Ciena Corp. (NASDAQ: CIEN) and the Metropolitan Research and Education Network (MREN) have upgraded StarWave, a Chicago-based research and education (R&E) communication services exchange facility with Ciena's 8700 Packetwave Platform. This upgrade will facilitate data transfers for multiple sciences, such as data flows used by high energy physicists investigating particle collisions, and medical researchers sharing massive genomic data files.

Ciena’s 8700 Packetwave platform offers 10 Gigabit Ethernet to 100 Gigabit Ethernet (GbE) aggregation and switching over DWDM (see "Ciena offers metro-optimized packet switch with integrated optics").

The StarWave multi-100-Gbps exchange, located at the StarLight International/National Communications Exchange Facility Consortium in Chicago, supports large-capacity, long-duration, and low-latency individual data flow transfers. To boost network connectivity and help researchers transfer even greater amounts of scientific data and applications, MREN is deploying Ciena’s new 8700 platform for 100GbE interconnection.

This upgrade strengthens Ciena's long-standing collaborative relationship with MREN, a seven-state regional network, StarLight, and the International Center for Advanced Internet Research at Northwestern University (iCAIR). The collaborators’ mission is to develop new networking techniques, technologies, and services to support petascale science and computing-intensive research that crosses a number of disciplines including high-energy physics, computational genomics and brain simulations.

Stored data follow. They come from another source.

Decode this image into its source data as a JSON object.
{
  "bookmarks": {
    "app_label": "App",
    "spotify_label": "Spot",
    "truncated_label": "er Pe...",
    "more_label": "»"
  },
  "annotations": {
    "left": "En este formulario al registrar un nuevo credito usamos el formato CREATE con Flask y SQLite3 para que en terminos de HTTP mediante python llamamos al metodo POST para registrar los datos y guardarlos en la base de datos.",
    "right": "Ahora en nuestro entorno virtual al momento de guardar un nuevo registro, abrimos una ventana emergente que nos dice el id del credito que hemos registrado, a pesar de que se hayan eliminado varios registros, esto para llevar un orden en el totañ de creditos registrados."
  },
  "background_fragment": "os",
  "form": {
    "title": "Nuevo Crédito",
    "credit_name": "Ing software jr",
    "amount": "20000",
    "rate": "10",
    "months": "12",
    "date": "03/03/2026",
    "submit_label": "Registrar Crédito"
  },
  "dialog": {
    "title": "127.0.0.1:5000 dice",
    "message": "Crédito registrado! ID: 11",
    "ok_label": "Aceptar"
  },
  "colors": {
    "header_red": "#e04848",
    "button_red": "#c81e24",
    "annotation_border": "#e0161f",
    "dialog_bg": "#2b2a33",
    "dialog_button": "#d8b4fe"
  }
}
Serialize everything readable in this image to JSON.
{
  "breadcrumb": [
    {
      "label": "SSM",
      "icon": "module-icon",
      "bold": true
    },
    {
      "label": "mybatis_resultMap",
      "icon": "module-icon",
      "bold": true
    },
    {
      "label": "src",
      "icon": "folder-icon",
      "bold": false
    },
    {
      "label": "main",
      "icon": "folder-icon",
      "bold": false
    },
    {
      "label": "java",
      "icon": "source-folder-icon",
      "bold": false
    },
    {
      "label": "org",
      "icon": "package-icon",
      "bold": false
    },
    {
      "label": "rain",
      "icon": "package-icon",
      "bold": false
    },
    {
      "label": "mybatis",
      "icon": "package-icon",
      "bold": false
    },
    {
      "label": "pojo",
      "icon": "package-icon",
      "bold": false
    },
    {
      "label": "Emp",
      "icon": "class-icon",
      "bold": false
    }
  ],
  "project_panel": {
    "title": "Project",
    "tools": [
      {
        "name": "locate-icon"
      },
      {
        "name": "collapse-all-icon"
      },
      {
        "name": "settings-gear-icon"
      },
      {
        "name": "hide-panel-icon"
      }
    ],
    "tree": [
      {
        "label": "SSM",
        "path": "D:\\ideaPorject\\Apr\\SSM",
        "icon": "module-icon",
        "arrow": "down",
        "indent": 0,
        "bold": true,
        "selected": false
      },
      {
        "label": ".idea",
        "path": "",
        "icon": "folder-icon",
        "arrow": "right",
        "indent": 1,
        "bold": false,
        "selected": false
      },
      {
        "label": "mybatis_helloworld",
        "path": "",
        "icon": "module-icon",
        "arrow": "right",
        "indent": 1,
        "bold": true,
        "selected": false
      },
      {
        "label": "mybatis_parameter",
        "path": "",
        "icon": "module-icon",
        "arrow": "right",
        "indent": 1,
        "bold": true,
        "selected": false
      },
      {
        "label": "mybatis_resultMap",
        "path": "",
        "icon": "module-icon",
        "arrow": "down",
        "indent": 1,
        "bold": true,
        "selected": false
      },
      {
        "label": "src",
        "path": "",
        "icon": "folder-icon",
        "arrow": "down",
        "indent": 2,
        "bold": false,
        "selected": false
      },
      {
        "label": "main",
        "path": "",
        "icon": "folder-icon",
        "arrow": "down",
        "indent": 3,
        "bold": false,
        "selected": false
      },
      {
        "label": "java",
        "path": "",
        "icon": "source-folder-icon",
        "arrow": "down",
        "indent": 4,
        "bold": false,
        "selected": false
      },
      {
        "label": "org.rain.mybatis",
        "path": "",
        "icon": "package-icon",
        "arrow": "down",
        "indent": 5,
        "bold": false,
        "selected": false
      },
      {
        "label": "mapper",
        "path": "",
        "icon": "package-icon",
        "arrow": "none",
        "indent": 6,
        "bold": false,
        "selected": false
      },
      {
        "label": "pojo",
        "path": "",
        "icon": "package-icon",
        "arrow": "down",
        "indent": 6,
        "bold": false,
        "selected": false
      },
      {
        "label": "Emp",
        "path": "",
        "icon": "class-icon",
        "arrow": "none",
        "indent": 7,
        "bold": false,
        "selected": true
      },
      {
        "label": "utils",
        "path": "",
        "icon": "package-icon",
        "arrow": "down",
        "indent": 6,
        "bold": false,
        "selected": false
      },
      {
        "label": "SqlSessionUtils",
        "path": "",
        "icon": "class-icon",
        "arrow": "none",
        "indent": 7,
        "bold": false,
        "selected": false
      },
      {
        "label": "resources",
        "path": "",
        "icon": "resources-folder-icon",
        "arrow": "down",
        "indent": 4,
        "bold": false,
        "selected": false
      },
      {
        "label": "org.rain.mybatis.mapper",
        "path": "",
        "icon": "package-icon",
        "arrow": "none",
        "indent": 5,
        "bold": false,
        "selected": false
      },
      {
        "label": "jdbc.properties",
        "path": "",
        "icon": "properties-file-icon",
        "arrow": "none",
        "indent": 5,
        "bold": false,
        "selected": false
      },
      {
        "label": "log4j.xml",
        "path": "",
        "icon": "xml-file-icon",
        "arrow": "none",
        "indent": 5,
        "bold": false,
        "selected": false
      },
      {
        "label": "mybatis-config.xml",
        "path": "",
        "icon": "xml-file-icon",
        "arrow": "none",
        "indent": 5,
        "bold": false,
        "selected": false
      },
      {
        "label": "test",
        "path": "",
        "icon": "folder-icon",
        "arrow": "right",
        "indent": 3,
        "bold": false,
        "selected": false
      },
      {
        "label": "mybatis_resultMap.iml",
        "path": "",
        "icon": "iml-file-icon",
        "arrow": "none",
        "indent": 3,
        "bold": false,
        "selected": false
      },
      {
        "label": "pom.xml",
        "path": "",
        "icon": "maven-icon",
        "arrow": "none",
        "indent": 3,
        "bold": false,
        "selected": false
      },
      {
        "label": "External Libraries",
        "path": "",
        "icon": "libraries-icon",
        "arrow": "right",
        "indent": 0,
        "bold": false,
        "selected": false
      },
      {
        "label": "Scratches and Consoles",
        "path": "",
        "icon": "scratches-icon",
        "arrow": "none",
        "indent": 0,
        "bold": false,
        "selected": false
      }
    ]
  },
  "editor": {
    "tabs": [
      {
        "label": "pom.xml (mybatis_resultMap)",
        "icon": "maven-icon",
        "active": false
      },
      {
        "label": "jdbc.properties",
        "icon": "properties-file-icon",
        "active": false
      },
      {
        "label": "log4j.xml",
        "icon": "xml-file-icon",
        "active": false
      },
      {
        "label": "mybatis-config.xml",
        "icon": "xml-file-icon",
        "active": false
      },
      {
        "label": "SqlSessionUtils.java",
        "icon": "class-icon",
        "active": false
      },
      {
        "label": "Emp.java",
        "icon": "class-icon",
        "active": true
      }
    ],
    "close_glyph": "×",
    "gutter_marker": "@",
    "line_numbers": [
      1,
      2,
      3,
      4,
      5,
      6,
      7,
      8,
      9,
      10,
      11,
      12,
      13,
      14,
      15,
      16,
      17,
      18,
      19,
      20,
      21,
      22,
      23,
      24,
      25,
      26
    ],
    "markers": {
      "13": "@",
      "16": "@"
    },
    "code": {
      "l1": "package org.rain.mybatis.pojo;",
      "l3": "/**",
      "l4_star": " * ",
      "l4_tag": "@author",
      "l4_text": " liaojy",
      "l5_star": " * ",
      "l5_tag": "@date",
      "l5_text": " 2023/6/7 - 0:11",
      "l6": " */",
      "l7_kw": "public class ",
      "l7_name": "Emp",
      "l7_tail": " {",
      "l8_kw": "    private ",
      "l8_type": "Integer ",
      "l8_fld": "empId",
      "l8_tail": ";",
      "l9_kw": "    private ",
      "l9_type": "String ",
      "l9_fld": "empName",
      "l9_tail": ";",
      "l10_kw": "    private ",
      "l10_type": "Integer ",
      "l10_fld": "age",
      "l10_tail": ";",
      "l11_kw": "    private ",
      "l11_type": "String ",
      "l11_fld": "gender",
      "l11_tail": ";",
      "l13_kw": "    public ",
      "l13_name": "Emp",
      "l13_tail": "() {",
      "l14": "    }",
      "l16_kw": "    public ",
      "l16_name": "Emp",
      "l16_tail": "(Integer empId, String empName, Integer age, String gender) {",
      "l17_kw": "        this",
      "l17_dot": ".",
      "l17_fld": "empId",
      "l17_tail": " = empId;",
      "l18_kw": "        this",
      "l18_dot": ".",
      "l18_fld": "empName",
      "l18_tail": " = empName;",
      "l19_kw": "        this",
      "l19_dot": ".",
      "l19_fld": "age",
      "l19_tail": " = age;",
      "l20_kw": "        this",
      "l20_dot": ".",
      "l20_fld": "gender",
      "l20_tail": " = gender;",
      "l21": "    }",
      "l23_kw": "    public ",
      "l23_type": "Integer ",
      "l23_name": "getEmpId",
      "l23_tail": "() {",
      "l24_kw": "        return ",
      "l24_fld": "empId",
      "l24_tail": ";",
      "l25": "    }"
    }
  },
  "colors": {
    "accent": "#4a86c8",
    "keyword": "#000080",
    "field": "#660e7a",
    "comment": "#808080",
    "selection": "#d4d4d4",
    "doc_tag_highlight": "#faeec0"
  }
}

Ciena and these collaborators are also using software-defined networking (SDN) technologies to explore new virtualized network models to increase performance and flexibility for researchers. The work includes the National Science Foundation’s Global Environment for Network Innovations (GENI) initiative that supports "at scale" research in networking, distributed systems, security, and novel applications. Through its participation in this activity, Ciena is developing additional capabilities on the 8700 to allow these researchers to integrate SDN technologies with 100-Gbps services.

"Large-scale data-intensive science has a history of driving next-generation high-performance networking because science researchers encounter major communication technology challenges years before other communities," said Joe Mambretti, director, Metropolitan Research & Education Network.

Later this month at the Supercomputing (SC14) conference in New Orleans, multiple national and international 100-Gbps demonstrations will leverage this network and its new capabilities to showcase a variety of advanced R&E demonstrations.